Um was geht es in „München“ von Robert Harris?

Während Hitler, Chamberlain, Mussolini und Daladier im September 1938 das Münchner Abkommen schließen, treffen sich in ihrem Gefolge zwei alte Jugendfreunde. Hugh Legat, Privatsekretär des britischen Premierministern, und Paul von Hartmann vom Auswärtigen Amt in Berlin studierten gemeinsam in Oxford und sehen sich zum ersten Mal seit langer Zeit wieder. Während Legat davon überzeugt ist, dass sich noch eine friedliche Lösung finden lässt, weiß von Hartmann, der Teil einer Widerstandsgruppe ist, genau, dass Hitler den Krieg will. Die Beweise dafür will er den Briten zuspielen und begibt sich dabei in größte Gefahr.

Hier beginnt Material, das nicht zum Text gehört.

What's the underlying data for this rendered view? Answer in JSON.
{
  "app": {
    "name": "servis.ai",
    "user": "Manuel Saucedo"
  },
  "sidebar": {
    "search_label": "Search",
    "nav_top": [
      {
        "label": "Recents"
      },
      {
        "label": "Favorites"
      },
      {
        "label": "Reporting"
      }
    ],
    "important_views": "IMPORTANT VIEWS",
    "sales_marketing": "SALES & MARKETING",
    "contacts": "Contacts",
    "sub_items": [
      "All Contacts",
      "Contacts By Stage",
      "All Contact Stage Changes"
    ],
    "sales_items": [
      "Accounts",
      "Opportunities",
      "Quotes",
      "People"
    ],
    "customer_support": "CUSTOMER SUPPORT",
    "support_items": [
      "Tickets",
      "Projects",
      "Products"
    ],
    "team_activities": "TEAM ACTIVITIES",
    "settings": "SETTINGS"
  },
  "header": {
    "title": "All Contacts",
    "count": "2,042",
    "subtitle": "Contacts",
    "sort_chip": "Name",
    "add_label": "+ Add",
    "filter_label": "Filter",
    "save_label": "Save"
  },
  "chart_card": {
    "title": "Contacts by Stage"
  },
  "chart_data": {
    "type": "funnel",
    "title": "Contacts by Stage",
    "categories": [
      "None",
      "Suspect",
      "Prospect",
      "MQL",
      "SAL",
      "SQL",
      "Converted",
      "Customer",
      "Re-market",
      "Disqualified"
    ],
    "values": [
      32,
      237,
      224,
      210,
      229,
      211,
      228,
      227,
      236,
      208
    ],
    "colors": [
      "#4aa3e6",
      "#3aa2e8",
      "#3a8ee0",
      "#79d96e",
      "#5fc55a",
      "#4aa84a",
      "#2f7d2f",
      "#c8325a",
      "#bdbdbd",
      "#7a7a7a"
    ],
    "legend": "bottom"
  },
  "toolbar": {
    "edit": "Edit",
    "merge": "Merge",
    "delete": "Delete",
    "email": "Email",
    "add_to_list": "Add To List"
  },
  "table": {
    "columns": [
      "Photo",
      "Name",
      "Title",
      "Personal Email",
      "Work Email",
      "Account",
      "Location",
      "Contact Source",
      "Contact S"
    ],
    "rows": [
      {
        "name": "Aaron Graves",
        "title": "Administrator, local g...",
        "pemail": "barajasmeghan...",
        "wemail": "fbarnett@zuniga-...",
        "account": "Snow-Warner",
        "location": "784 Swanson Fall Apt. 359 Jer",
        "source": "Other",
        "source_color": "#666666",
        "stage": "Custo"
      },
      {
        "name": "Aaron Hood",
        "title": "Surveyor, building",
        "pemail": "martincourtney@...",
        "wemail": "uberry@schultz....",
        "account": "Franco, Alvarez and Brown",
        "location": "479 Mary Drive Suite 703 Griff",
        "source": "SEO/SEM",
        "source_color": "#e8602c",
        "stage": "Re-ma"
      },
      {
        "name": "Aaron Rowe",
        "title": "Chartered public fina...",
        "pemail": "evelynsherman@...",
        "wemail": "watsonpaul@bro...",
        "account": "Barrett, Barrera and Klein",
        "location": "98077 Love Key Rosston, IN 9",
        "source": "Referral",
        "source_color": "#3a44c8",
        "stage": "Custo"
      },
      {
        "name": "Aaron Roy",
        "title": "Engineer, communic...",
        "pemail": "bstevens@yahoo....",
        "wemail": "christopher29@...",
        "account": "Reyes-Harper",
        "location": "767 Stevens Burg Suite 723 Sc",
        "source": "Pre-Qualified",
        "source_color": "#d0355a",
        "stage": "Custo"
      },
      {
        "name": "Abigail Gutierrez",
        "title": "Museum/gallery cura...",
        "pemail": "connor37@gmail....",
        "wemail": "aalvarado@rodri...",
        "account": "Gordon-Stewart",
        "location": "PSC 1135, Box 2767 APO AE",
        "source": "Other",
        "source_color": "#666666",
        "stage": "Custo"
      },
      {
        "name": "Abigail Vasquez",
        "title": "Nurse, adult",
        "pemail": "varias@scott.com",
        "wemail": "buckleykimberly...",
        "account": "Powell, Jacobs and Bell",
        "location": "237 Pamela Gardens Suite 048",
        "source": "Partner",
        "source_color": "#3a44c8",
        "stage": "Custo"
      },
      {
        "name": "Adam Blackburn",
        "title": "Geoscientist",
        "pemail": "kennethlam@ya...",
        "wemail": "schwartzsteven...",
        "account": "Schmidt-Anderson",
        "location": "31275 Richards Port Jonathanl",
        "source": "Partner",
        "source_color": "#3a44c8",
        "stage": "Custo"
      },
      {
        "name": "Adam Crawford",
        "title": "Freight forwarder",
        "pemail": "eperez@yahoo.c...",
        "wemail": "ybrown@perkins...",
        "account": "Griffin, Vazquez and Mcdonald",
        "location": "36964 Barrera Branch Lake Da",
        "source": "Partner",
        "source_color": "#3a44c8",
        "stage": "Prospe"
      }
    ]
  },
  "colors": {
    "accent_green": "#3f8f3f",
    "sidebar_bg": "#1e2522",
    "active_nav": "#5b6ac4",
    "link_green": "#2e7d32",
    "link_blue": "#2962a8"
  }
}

In „München“ verbindet Robert Harris echte Historie mit der fiktiven Geschichte zweier Figuren, die er in einen brisanten Rahmen setzt. Das macht Harris ganz geschickt: Er konstruiert Hugh Legat und Paul von Hartmann so, dass sie in diesen geschichtlichen Kontext passen – ganz so, als hätte es sie tatsächlich gegeben. Nur dann, erzählte der Autor einmal in einem Interview, seien sie glaubhaft.

München von Robert HarrisDas „was wäre wenn“ ist allerdings nur ein Teil von „München“. Sehr viel Wert legt Robert Harris auf die tatsächlichen Begebenheiten. Dafür recherchierte er akribisch, durfte sogar Adolf Hitlers Münchner Wohnung besichtigen, in der heute eine Polizeiwache ihren Sitz hat. Die Genauigkeit, die Harris seinem Werk angedeihen lässt, und die Darstellung der echten Charaktere, sind lobenswert. Besonders Chamberlain ist gut getroffen. Doch die fiktiven Protagonisten wirken dafür fast ein wenig zu bemüht in die Geschichte gesetzt. Trotz des enormen Recherche-Aufwands bleibt auch die Figur des Paul von Hartmann nur eine Folge von Fakten. Hintergrund der Figur ist der reale Widerstandskämpfer Adam von Trott zu Solz. Robert Harris beschreibt sein Aussehen, Stationen seines Lebens und selbst seinen Tod sehr genau. Doch das allein macht weder von Hartmann noch Legat zu Figuren mit sonderlich viel Tiefgang.

Wer der Zuordnung „Thriller“ glaubt, liegt mit „München“ falsch. Einen Politthriller mag man das Buch nennen, wenn man den buchstäblichen Thrill tatsächlich aus der Politik, nicht aus spannungsgeladenen Elementen bezieht. Denn davon enthält dieser Roman erstaunlich wenig. Ausführlich beschreibt Robert Harris Kleidung, Sitzordnung, Mimik der Politiker, detaillierte Beschreibungen etlicher Räume und Bauwerke – dieser Detailreichtum ist bisweilen arg ermüdend. Dabei ist Harris ein begnadeter Erzähler, dessen Talent für Spannung sich leider in diesem Roman nur äußerst selten zeigt.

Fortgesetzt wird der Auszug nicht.